Comme pour l'exemple de clé primaire précédent que vous devez éviter, il est également déconseillé de créer des index non entrelacés sur des colonnes dont les valeurs augmentent ou diminuent de façon monotone, même s'il ne s'agit pas de colonnes de clé primaire.

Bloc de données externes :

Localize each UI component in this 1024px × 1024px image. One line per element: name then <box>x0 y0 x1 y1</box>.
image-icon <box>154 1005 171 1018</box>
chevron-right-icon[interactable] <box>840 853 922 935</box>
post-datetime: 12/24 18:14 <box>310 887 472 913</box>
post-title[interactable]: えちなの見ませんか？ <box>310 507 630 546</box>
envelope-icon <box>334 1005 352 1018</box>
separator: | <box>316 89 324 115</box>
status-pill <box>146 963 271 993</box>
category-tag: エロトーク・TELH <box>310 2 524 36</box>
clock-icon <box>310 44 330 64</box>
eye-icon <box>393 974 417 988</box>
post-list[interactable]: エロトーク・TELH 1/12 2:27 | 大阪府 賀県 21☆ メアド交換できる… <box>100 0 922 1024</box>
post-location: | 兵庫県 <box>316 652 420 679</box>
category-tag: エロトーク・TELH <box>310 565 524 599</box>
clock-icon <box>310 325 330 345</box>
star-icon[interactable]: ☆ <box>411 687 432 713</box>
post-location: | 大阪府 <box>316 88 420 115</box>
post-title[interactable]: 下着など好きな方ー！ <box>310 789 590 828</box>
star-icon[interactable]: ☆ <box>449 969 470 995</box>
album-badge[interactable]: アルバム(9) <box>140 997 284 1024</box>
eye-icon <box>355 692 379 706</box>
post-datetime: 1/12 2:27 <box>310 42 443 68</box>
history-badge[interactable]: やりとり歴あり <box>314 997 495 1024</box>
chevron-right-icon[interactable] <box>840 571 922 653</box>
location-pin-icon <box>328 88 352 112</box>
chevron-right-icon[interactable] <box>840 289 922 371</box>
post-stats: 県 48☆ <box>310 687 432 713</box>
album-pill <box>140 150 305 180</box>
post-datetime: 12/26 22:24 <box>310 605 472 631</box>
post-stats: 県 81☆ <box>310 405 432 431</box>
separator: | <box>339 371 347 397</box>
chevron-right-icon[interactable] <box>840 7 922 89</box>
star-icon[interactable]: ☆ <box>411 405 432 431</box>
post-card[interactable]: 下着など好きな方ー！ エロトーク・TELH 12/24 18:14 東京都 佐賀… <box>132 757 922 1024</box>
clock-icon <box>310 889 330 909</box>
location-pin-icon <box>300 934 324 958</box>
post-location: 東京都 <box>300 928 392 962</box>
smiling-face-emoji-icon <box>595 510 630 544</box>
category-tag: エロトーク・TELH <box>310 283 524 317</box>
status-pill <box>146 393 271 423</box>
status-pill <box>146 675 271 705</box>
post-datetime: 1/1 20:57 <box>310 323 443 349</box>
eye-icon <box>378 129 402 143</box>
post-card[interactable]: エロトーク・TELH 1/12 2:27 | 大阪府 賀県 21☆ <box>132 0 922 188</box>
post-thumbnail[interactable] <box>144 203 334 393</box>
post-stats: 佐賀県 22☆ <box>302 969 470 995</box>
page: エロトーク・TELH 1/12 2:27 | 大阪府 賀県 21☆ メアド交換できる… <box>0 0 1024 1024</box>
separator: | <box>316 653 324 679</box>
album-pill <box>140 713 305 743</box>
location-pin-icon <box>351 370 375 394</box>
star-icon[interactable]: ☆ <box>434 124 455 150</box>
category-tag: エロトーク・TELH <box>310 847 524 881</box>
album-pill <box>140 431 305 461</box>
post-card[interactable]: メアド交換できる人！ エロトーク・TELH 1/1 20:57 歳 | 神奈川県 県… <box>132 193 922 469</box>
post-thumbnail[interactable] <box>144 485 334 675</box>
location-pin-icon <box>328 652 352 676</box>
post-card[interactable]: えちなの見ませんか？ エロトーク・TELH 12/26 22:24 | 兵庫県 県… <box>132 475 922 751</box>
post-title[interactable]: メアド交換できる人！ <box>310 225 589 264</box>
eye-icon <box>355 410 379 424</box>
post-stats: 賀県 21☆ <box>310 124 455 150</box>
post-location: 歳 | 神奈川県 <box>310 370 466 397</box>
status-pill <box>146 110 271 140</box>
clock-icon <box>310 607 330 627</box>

Par exemple, imaginons que vous définissiez la table suivante, dans laquelle LastAccess correspond à une colonne de clé non primaire :

GoogleSQL

CREATE TABLE Users (
UserId     INT64 NOT NULL,
LastAccess TIMESTAMP,
...
) PRIMARY KEY (UserId);

PostgreSQL

CREATE TABLE Users (
UserId     bigint NOT NULL,
LastAccess TIMESTAMPTZ,
...
PRIMARY KEY (UserId)
);

Cela peut paraître utile de définir un index sur la colonne LastAccess pour interroger rapidement la base de données sur les accès d'utilisateur "depuis la période X", comme ceci :

GoogleSQL

CREATE NULL_FILTERED INDEX UsersByLastAccess ON Users(LastAccess);

PostgreSQL

CREATE INDEX UsersByLastAccess ON Users(LastAccess)
WHERE LastAccess IS NOT NULL;

Toutefois, cela entraîne le même problème que celui décrit dans la bonne pratique précédente, car Spanner implémente les index sous forme de tables en arrière-plan, et la table d'index obtenue utilise une colonne dont la valeur augmente de façon linéaire en tant que premier élément de clé.

Vous pouvez toutefois créer un index entrelacé de ce type, car les lignes d'index entrelacés sont entrelacées dans des lignes parentes correspondantes et il est peu probable qu'une seule ligne parent produise des milliers d'événements par seconde.

Bonne pratique de conception de schéma n° 3: Ne créez pas d'index non entrelacé sur une colonne à taux d'écriture élevé dont la valeur augmente ou diminue de façon linéaire. Au lieu d'utiliser des index entrelacés, utilisez des techniques semblables à celles que vous utiliseriez pour concevoir la clé primaire de la table de base lors de la conception des colonnes d'index (par exemple, ajoutez "shardId").